La comunicazione di un piano industriale con cui la Fiamm saluta Montecchio per sempre, è stato presentata dai vertici dell’azienda ai sindacati, giovedì sera. Un piano, il terzo in quattro anni, che ribalta di sana pianta quello di un anno fa, quando l’azienda aveva dichiarato la disponibilità di mantenere nel vicentino uomini, mezzi e produzione.
«O l’azienda ha giocato sporco prima o la sta facendo adesso», è stato il duro commento a caldo della delegazione sindacale a margine dell’incontro.
Sia chiaro, la Fiamm è destinata a sparire da Montecchio, ma non a dissolversi come azienda, visto che da mesi è presente in Asia dove conta tra Cina e India stabilimenti che danno lavoro a 1.500 persone.

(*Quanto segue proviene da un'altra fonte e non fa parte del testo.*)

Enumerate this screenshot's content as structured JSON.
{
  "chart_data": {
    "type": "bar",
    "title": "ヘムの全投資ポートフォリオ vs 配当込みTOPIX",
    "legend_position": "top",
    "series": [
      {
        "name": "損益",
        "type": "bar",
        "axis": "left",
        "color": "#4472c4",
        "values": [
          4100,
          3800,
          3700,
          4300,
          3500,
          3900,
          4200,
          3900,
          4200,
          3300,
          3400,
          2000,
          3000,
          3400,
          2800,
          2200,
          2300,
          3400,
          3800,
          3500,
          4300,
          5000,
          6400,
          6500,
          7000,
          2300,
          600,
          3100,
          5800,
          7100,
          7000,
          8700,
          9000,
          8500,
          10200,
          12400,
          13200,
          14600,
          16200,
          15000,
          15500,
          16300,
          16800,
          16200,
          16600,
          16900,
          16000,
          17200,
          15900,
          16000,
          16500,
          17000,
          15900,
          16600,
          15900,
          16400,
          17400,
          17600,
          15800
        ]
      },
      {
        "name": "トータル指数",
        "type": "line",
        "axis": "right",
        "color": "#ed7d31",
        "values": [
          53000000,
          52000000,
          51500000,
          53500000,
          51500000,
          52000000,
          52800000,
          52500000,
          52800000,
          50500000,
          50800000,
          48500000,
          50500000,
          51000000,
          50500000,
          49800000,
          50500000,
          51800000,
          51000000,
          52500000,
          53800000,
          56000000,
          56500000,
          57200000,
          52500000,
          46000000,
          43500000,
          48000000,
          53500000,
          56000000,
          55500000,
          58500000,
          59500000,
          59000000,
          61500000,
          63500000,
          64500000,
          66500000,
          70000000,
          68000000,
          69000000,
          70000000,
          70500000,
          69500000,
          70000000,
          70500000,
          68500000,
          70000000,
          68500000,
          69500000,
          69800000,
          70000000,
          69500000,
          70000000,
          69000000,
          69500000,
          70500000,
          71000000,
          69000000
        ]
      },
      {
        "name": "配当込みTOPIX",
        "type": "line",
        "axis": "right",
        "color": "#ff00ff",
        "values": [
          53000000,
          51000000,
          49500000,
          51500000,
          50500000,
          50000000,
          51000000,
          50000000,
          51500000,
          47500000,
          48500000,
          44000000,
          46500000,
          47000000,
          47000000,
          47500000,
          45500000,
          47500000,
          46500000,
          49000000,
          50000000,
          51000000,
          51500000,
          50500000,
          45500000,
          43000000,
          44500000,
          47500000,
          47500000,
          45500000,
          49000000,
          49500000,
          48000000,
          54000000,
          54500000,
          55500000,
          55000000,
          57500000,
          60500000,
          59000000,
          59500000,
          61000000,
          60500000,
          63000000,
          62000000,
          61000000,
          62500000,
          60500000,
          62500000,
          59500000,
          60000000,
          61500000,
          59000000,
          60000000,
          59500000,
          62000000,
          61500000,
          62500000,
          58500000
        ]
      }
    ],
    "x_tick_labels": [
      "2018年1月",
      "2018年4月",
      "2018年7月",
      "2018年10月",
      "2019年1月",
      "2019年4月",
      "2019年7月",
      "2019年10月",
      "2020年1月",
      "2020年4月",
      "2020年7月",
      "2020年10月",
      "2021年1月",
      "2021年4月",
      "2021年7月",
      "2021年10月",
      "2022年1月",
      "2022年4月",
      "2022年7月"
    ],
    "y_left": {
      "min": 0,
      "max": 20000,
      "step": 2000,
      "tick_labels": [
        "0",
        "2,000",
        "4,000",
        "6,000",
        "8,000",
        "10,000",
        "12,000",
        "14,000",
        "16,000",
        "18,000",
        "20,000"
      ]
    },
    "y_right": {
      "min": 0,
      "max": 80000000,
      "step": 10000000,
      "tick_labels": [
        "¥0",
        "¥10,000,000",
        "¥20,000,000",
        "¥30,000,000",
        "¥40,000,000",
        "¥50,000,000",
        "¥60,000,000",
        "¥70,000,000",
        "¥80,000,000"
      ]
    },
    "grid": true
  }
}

Poche parole, le stesse spiegazioni che risuonano nelle stanze di viale Europa almeno da cinque anni. Il presidente Dolcetta e l’amministratore delegato Gaudio l’altra sera sono stati più realisti del re. «I concorrenti asiatici corrono più di noi, la crisi delle auto è planetaria, il costo della materia prima si è fatto soffocante». Risultato: si andrà a produrre dove costa meno realizzare avvisatori acustici e batterie per telecomunicazioni, ovvero in Asia e nell’est europeo. Scenari noti, copioni già visti, a cui nemmeno la Fiamm ha potuto fare a meno.
A un mese circa dall’ingresso di Enersys, il colosso americano che ha acquistato il ramo d’azienda della Fiamm e che produce batterie per trazione, con la notizia di giovedì di fatto da Montecchio entro un anno non uscirà più nulla con il marchio dell’azienda che produce qui da quasi 60 anni.
La risposta di Fim, Fiom e Uilm è stata immediata con otto ore di sciopero che si sono consumate ieri, ma altre iniziative di protesta sono previste per la settimana prossima, con l’obietivo di far fare retromarcia alla Fiamm.
«I dati restano buoni - raccontano in conferenza stampa Antonio Sirimarco, Maurizio Ferron e Carlo Biasin, rispettivamente di Fim, Fiom e Uilm -. La stessa azienda giovedì ci ha comunicato che le perdite sono in diminuzione, così come l’indebitamento con le banche. Cresce anche il margine operativo lordo. E con questi dati decidono di andare in Cina? E’ incomprensibile ed è per questo che tenteremo tutte le vie per arrivare ad un accordo, coinvolgendo opinione pubblica e istituzioni».
Una cosa nel frattempo è decisa. Il 10 giugno lo sciopero nazionale dei metalmeccanici farà tappa proprio a Montecchio, comune scelto per rappresentare la crisi industriale vicentina.